As long as the value attributed to the debt is positive, the assets financed by the debt will have a positive value. But when the Eureka moment arrives and the debt implodes due to the sheer volume of worthless credit issued, then the debt becoming worthless will also lead to the assets financed by the debt being worthless.


IN AN ILLUSIVE WORLD MOST VALUES ARE FALSE


This is such a self-evident concept that everybody should see it. But in a world with illusive debt and illusive assets, people live under the illusion that it is all for real. How disillusioned they will become in the next few years when there will the most massive destruction of asset values and wealth. Only future historians will see this clearly. But it is of course easy when you have the benefit of hindsight.

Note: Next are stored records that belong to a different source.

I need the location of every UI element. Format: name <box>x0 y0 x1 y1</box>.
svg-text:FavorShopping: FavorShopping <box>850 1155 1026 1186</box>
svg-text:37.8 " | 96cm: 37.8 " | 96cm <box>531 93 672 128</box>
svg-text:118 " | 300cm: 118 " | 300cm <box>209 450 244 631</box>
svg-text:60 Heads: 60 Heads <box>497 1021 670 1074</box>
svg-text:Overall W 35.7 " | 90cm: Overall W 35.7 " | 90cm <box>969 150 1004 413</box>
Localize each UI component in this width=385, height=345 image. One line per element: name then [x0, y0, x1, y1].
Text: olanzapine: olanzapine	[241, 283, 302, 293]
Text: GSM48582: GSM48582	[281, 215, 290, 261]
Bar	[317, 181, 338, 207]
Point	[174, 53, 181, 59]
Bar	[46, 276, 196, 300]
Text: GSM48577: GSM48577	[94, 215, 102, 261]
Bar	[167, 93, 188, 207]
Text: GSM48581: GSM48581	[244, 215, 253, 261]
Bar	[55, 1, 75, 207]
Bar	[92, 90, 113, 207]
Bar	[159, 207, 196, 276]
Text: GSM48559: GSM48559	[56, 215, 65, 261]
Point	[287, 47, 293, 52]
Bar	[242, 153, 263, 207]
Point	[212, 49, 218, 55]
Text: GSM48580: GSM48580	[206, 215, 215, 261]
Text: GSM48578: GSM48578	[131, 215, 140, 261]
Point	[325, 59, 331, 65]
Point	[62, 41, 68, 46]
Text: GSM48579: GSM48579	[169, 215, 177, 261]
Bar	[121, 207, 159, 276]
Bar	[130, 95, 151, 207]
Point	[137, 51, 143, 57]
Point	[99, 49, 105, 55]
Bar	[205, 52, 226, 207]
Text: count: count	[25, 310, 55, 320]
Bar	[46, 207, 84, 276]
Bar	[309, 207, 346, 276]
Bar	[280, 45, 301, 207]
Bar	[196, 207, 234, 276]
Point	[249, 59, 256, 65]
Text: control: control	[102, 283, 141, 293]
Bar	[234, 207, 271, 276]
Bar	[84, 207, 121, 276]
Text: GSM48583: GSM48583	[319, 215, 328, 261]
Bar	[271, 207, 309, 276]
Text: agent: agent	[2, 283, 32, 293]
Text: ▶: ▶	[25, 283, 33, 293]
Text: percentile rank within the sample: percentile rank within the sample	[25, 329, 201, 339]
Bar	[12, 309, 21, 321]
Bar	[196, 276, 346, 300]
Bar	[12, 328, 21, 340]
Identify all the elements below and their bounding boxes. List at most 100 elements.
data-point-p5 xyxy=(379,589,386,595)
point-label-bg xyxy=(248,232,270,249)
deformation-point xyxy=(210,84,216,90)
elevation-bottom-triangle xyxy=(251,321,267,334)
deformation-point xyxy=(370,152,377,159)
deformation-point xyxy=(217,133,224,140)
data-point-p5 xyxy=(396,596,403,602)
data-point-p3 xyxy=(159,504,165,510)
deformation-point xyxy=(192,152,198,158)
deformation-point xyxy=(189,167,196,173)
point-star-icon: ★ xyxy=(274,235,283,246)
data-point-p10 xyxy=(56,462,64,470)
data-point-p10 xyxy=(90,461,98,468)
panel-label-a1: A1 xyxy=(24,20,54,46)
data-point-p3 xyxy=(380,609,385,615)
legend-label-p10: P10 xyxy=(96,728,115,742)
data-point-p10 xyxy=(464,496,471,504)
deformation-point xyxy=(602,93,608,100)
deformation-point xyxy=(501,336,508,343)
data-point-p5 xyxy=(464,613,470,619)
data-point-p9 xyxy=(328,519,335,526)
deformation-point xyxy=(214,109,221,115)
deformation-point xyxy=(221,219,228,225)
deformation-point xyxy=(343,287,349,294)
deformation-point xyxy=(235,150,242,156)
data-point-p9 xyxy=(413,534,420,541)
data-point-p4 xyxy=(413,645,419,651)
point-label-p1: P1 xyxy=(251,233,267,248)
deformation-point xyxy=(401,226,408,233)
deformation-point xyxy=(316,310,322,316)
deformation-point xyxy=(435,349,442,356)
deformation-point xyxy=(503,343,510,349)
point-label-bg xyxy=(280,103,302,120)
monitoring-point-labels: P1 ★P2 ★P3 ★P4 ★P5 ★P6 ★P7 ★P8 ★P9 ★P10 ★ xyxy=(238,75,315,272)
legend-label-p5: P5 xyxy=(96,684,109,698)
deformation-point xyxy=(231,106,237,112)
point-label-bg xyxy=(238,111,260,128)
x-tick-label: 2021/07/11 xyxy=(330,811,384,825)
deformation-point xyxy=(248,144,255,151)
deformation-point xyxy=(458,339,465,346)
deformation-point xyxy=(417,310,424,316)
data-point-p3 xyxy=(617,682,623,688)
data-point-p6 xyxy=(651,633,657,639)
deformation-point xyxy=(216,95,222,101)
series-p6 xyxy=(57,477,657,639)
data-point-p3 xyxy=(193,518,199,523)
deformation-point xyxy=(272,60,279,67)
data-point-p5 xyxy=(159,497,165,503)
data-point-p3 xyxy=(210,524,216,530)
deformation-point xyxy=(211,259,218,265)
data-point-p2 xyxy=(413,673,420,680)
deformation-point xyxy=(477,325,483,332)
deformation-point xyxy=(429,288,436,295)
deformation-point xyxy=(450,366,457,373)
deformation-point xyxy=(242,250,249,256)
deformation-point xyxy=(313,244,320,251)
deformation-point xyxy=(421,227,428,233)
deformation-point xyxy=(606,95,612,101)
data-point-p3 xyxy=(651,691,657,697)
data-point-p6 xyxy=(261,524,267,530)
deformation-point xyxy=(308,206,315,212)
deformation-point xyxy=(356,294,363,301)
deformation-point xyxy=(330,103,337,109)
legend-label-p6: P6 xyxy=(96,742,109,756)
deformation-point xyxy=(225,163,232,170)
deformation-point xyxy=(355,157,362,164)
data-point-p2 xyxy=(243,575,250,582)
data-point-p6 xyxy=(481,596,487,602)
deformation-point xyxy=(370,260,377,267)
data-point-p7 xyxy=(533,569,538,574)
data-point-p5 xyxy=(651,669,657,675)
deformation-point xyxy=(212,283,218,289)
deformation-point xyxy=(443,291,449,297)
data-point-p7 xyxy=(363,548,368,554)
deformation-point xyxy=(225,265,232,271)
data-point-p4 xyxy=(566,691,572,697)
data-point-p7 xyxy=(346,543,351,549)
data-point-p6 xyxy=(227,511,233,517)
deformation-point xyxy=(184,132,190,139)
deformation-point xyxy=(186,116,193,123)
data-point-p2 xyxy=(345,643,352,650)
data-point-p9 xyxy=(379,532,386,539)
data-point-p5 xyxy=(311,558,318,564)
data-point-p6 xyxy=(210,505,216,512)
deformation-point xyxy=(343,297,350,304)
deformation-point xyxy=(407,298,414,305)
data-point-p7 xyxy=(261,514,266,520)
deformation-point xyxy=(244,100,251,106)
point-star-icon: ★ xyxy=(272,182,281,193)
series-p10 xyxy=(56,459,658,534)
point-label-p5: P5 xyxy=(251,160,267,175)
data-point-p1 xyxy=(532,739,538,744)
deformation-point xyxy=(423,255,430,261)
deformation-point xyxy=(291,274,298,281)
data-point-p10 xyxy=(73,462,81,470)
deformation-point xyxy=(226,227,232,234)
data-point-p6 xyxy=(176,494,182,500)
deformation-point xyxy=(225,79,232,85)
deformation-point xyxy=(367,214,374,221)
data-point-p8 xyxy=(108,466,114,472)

It is really incredible that so few people can see clearly today what is happening. All they need to do is to measure assets using gold as the yardstick. Gold is the only money which has survived in history and the only money which has maintained its purchasing power for thousands of years. This means that gold is a truth teller and consequently reveals governments’ and central banks’ deceitful actions in creating false money.


I showed above how paper money lost 98-99% of its value since 1971. It is the same with stock markets. We measure stocks in fake or printed money which has illusory value. If we instead measure stocks in gold, we find the truth. And the truth is that stocks look very different if you measure the performance in real money or gold.


No yardstick is perfect, not even gold. Especially since gold is manipulated by the BIS in Basel (Bank of International Settlement) together with the bullion banks. Nevertheless, it is the best measure we have to gauge the performance of most assets including stocks.